様式は、池泉廻遊式(一部枯山水、茶室)と呼ばれるもので、滝石組、流れ、中島(鶴・亀島)、護岸、洲浜、池などを取り入れました。
また、日本建築として茶室、休憩所、東屋、灯籠、数寄屋門、太鼓橋などが設けられています。

依頼をいただいた経緯

モナコ公国の位置
モナコ公国と言えば、82年9月に悲劇の自動車事故で急死された故グレース王妃(元米女優グレース・ケリー)で知られていますが、王妃はかねてから「モナコに日本庭園が欲しい。」と言うご希望をお持ちだったのです。そこで、日本が大変好きでいらっしゃった今は亡きグレース王妃を偲ばれて、レーニエ三世公は日本庭園をお造りになることを計画されました。
モナコ公国全体地図
1990年、この遺志を実現するため、レーニエ大公の命でモナコ公国フォトリエ建設大臣が『国際花と緑の博覧会』をご訪問なさいました。
その際、庭園コンテスト部門で名誉賞を受けた弊社の出展作品をご覧になったのが縁で、モナコ政府から弊社が日本庭園の設計、施工を承ることとなったのです。
当時、弊社にとって海外での日本庭園造りはもちろん初めて。しかも、日本から遠く離れたヨーロッパと言うこともあり、当初は非常に迷いました。
しかし、大公から直々のお声掛かりであり、「すべての要望を受け入れる。」と言うお墨付きもあって、それまで培った全ての経験を生かして海外での
「池泉廻遊式庭園」 造りに取り組むことにしました。

プロジェクトの概要

モナコの町並み
モナコの風景
▲下は駐車場、周りは海と高層マンション群。有名なF1レースが行われるモンテカルロも近い。
国土の小さいモナコにおいて、約8,000平方メートル規模の庭園用に確保された場所は、何と、地中海に面した海岸を埋め立てた地下駐車場の上。
すぐ下を、「グレース王妃通り」が走っています。南側が海岸で、あとは周りを高層マンションが取り囲むと言う、非常に特殊な立地条件でした。
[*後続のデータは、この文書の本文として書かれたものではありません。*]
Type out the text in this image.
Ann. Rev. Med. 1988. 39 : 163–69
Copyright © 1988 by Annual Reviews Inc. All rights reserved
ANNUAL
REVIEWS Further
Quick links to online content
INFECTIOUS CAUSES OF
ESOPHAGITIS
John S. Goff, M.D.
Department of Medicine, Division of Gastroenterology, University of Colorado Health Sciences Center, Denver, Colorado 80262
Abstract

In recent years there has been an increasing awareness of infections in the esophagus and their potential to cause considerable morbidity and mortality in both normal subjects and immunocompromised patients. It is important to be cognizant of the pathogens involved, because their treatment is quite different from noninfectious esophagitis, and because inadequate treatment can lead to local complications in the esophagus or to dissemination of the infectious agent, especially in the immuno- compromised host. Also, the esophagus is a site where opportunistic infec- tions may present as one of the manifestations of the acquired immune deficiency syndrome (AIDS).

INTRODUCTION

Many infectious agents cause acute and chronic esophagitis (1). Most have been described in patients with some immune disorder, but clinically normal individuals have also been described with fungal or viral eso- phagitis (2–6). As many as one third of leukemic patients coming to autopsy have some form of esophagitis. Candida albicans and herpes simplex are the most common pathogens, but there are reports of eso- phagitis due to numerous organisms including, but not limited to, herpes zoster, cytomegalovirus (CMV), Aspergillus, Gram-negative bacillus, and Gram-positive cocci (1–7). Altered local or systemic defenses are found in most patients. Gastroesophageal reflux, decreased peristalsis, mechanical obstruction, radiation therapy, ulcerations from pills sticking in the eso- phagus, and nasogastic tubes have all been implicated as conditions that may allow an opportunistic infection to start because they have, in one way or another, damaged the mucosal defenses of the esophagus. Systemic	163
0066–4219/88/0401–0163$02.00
そもそも、日本庭園は「借景(しゃっけい)」と呼ばれる、自然物や人工物を、庭の構成要素の一部として使うことで庭に趣を出すことが大切なのですが、ここだけは周囲の景色を隠すことに大変苦労しました。
公国側の要請でいろいろな様式を取り入れ、ヨーロッパの周りの景色に合わせ、城のような仕上がりをイメージしながらも、まず日本人でも感動するようなものを作るように心がけました。

建設計画の概要

建設計画
・高層ビルの立ち並ぶ市街地で、地中海沿いを埋め立てた新地。敷地面積は約8,000平方メートル。
・地下駐車場の上に庭園を計画するもので、屋上は地上の路面と同じ高さ。
・国際サロンセンタービルに隣接する庭園で、ビル完成後は庭園と一体になる。

庭園局の希望

庭園の様式は、滝口や池泉を取り入れた「池泉回遊式」に。さらに、石庭、八ツ橋なども設置。和風建築物として、茶室、休憩所、反橋、門、塀を設置。
また、エレベーターも和風に。

問題点と解決策

モナコ公国の風景
1)     駐車場の屋根が、庭園を十分に支えるだけの支持力があるか?   
→1平方メートル当たり5.3トンとする。滝口など一部については1平方メートル当たり38.5トンとする。

2)     樹木の生育に影響を与える、塩害や土壌の問題をどうするか?   
→風は少ないが、南仏特有の風が3月から5月にかけて年一度吹きすさぶ。そのために塩分を洗い流す設備を設置する。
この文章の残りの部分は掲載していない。